Business groups, especially the U.S. Chamber of Commerce and the Business Roundtable, have been criticizing Rule 14a-8 of the Securities Exchange Act of 1934, which lets investors put forth proposals if they own at least $2,000, or 1 percent, of a public company’s voting shares for at least one year. The groups believe that as currently set, the rule allows a handful of activist investors to easily put forward “idiosyncratic” proposals that relate to environmental, social, and governance (ESG) matters at the expense of the rest of the shareholders. The business organizations think ESG issues have nothing to do with a company’s financial performance. But it is an extra expense that companies have to address resolutions, for example, on disclosure of the amount spent on political activities or greenhouse gas emissions.

Moreover, companies believe that the rule should be tightened so that a small group of shareholders will be restricted from submitting losing proposals repeatedly. Currently, Rule 14a-8(i)(12) allows a company to exclude a proposal from its proxy statement for a vote at the annual meeting if it failed to receive the support of 3 percent of shareholders if voted on once in the last five years, 6 percent if voted on twice in the last five years, and 10 percent if voted on three or more times in the last five years.

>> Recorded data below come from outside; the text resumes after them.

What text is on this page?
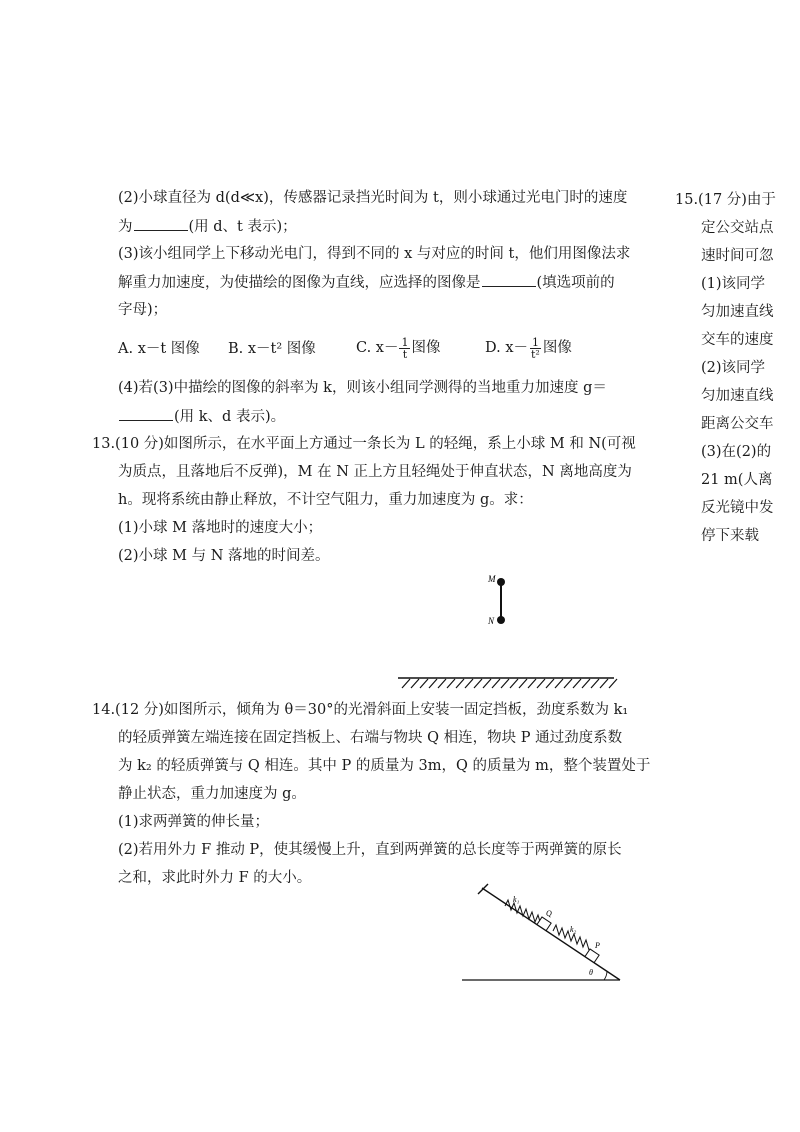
(2)小球直径为 d(d≪x)，传感器记录挡光时间为 t，则小球通过光电门时的速度
为	(用 d、t 表示)；
(3)该小组同学上下移动光电门，得到不同的 x 与对应的时间 t，他们用图像法求
解重力加速度，为使描绘的图像为直线，应选择的图像是	(填选项前的
字母)；
A. x－t 图像 B. x－t² 图像	C. $x- \frac{1}{t}$ 图像	D. $x- \frac{1}{\text{t²}}$ 图像
(4)若(3)中描绘的图像的斜率为 k，则该小组同学测得的当地重力加速度 g＝
(用 k、d 表示)。
13.(10 分)如图所示，在水平面上方通过一条长为 L 的轻绳，系上小球 M 和 N(可视
为质点，且落地后不反弹)，M 在 N 正上方且轻绳处于伸直状态，N 离地高度为
h。现将系统由静止释放，不计空气阻力，重力加速度为 g。求：
(1)小球 M 落地时的速度大小；
(2)小球 M 与 N 落地的时间差。
M
N
14.(12 分)如图所示，倾角为 θ＝30°的光滑斜面上安装一固定挡板，劲度系数为 k₁
的轻质弹簧左端连接在固定挡板上、右端与物块 Q 相连，物块 P 通过劲度系数
为 k₂ 的轻质弹簧与 Q 相连。其中 P 的质量为 3m，Q 的质量为 m，整个装置处于
静止状态，重力加速度为 g。
(1)求两弹簧的伸长量；
(2)若用外力 F 推动 P，使其缓慢上升，直到两弹簧的总长度等于两弹簧的原长
之和，求此时外力 F 的大小。
k₁
Q
k₂
P
θ
15.(17 分)由于
定公交站点
速时间可忽
(1)该同学
匀加速直线
交车的速度
(2)该同学
匀加速直线
距离公交车
(3)在(2)的
21 m(人离
反光镜中发
停下来载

The SEC under Chairman Jay Clayton’s leadership has been sympathetic to business complaints and has made it a priority to make commission rules less burdensome so more companies will be encouraged to go and stay public.

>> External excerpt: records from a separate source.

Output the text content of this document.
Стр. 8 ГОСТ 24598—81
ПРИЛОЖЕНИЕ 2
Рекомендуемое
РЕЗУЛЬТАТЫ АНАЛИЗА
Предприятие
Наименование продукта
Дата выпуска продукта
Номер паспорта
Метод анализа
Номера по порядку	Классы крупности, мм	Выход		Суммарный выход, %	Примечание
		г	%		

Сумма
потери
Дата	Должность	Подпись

In particular, the SEC would update the conditions that a shareholder must meet for a proposal to be included in a company’s proxy statement.

It is unclear whether the SEC will adopt the thresholds as proposed, but Dave Brown, a partner with Alston & Bird LLP, thinks the commission will likely make small changes to them.

“I think there will be some minor tweaks similar to the proxy advisers,” Brown said. “The minor tweaks give them the opportunity to show that the SEC listened to the comments while also pushing the key reforms through.”

In the proxy adviser rules, the SEC in July largely adopted the rules as proposed. One small change has to do with the timing of when proxy advisers are required to provide voting recommendations to companies.

The final rule says it should be prior to or at the time when the advice is disseminated to asset managers. The SEC had proposed to require proxy advisers to give companies an opportunity to review and provide feedback before the recommendation is issued.

Investor advocates want current 14a-8 rules left intact because, among other things, they believe ESG matters are increasingly material today. They also believe small retail investors will be disenfranchised if the thresholds were raised. Most of all, they believe the current process helps to hold corporations accountable.

Release No. 34-87458 would eliminate the current 1 percent threshold, but a shareholder with at least $2,000 of a company’s securities must hold them for at least three years. If a shareholder holds more than $15,000, then the waiting period is two years, with $25,000 it is one year.

The proposal would raise the current resubmission thresholds of 3 percent, 6 percent, and 10 percent to 5 percent, 15 percent and 25 percent, respectively. It would also allow companies to exclude a proposal that has been previously voted on three or more times in the last five years, notwithstanding having received at least 25 percent of the votes cast on its most recent submission, if the proposal received less than 50 percent of the votes cast and experienced a decline in shareholder support of 10 percent or more compared to the immediately preceding vote.